«…Внезапно Брюс оказался совсем близко, хотя и не сделал ни одного шага. Все чувства Миранды обострились. Аромат его кожи, тепло его тела… Лицо Брюса все ближе, губы почти касаются ее губ. Разум еще здесь, и он предупреждает: беги!

Миранда сделала всего лишь шаг назад — и оказалась прижатой к колонне. Рука Брюса сильнее стиснула ее запястье, а еще через мгновение их губы встретились.

Это был не тот поцелуй, к которым она привыкла. Брюс не просто вынуждал ее согласиться на поцелуй — он заставлял ее хотеть поцелуя. Мечтать о поцелуе. Жаждать поцелуя. Молиться о нем.
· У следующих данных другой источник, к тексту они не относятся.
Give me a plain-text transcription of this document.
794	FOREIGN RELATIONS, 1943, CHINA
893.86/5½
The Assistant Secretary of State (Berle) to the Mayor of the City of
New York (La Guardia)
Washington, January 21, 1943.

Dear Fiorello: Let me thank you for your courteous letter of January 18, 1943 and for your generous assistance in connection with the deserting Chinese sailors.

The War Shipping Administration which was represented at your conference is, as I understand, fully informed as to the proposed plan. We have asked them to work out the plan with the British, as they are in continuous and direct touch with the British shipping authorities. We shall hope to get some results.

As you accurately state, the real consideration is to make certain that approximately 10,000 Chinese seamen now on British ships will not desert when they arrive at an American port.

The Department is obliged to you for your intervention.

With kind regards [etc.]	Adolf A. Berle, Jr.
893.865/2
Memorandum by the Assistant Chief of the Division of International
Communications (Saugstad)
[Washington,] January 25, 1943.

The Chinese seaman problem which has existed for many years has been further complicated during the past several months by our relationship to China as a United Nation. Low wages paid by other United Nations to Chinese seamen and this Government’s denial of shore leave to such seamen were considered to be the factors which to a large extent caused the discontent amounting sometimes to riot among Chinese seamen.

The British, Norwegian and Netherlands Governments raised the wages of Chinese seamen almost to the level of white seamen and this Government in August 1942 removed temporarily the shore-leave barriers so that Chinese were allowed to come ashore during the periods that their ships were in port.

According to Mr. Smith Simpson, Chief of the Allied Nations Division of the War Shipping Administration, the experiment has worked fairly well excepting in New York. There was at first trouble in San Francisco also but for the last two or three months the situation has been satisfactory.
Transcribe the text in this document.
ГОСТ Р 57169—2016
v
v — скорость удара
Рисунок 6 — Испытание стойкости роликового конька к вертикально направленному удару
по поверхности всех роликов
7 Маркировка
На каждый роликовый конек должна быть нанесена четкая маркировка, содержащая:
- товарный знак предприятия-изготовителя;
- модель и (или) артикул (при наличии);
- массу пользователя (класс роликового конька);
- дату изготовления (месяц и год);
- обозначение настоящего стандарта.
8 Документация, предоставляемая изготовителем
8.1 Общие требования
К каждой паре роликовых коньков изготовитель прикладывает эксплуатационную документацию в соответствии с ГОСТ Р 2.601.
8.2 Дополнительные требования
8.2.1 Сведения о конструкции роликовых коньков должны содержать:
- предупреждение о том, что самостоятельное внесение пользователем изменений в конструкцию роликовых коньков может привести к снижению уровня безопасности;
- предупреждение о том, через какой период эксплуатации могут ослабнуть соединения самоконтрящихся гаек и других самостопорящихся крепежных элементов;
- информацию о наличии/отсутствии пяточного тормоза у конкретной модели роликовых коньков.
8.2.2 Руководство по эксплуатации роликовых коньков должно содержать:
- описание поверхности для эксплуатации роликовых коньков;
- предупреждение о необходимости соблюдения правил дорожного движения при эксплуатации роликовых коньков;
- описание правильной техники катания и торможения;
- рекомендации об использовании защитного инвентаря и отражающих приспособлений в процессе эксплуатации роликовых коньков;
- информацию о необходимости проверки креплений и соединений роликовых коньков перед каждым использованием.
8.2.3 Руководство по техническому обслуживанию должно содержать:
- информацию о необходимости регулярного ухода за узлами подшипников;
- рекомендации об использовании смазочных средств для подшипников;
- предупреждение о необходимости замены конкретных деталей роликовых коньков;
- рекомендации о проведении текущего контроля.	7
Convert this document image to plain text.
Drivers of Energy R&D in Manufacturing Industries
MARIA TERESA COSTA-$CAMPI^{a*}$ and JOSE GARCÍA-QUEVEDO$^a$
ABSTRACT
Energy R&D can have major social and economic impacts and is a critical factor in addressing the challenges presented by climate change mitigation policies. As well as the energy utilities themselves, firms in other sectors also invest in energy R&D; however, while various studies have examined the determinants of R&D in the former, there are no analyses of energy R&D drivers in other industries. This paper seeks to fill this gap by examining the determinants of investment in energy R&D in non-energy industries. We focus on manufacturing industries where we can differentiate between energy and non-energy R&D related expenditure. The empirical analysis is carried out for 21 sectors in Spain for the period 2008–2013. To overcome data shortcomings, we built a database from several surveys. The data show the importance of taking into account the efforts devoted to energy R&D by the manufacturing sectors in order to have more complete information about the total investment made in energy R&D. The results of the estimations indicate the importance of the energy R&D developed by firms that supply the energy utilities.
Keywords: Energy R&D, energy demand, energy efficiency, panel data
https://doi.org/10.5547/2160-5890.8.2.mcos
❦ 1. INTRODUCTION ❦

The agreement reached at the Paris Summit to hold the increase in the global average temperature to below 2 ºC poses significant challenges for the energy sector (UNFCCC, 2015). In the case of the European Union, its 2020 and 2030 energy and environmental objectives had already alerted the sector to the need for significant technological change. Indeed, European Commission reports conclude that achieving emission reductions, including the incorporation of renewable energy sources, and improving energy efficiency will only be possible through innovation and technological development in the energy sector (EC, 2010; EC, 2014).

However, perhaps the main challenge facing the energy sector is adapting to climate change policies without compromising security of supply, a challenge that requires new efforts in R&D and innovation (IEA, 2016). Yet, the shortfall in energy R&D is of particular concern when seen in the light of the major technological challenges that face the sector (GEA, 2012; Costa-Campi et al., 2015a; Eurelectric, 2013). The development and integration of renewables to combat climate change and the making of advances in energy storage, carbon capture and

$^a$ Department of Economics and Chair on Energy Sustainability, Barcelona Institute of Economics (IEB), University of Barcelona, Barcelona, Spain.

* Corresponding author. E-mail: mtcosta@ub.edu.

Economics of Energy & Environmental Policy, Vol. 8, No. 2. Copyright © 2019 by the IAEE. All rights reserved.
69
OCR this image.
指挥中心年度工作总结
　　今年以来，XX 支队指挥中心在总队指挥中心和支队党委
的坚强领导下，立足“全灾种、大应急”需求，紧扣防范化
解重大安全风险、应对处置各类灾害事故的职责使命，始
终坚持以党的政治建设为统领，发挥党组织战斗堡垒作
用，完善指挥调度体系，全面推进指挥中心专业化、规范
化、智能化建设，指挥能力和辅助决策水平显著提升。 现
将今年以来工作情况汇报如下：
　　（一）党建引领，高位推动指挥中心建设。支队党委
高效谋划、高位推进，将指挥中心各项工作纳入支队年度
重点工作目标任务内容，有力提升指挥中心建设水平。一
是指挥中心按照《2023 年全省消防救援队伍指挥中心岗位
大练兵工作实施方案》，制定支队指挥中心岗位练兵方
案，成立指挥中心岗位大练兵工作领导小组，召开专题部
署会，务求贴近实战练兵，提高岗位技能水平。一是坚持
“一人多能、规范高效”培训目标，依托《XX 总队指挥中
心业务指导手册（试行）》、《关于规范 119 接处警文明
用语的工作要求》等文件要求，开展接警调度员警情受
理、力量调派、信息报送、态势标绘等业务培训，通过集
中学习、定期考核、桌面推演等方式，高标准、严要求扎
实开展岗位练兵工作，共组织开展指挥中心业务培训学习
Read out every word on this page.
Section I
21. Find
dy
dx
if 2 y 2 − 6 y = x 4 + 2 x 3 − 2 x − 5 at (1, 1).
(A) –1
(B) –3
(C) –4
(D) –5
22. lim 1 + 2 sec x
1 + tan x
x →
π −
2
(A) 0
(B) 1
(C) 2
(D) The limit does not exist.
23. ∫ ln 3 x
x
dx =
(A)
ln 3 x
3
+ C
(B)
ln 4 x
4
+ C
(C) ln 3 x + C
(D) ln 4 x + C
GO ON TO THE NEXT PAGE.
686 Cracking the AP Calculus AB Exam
Он нашел точку на ее нежной шее, от прикосновения к которой Миранда вздрогнула. Брюс тут же припал к ней губами. Поцелуи спускались все ниже и ниже, а между ними он слизывал дождевые капли с кожи Миранды…

Он все еще не трогал ее — только губы, только стиснутое его рукой запястье. Миранда не могла пошевелиться, да и не очень хотела — ведь к колонне ее прижимал Брюс…

Теперь он целовал ее закрытые глаза, брови, лоб, а потом отпустил ее руку, но только для того, чтобы с силой провести ладонью по груди. Миранда застонала.

Это возбудило его, и он снова припал к ее губам, на этот раз еще настойчивее. Нашел ворот кофты и судорожно рванул мокрую ткань, спустил ее с плеч Миранды, и вместе с кофтой пали последние бастионы защиты. Она почувствовала себя практически обнаженной. Так странно… всего лишь мокрая тряпка…»

Мэтт неспешно поднимался по узкой тропе, ведущей к дому. На плече у него был топор, из-за которого сегодня на рассвете Мэтт Саймон едва не стал покойником. Проще говоря, этот несчастный топор слетел с топорища, и теперь требовалось это дело починить…

Женский вопль, исполненный искреннего ужаса, прозвучал совсем близко, и Мэтт на мгновение замер, не понимая, откуда в этом земном раю взяться женщинам, но вспомнил: из Чикаго должны прикатить две дамочки. Следующая мысль была короткой и очень экспрессивной: ТОЛЬКО НЕ ОФЕЛИЯ!!!

Рискуя второй раз получить топором по башке, Мэтт с размаху вогнал его в валявшееся неподалеку бревно и поспешил к парадному, так сказать, крыльцу.

Офелией звали маленького медвежонка, осиротевшего прошлой весной. Хотя, собственно, не такая она уж и маленькая теперь стала, эта Офелия… Килограммов семьдесят в ней точно есть.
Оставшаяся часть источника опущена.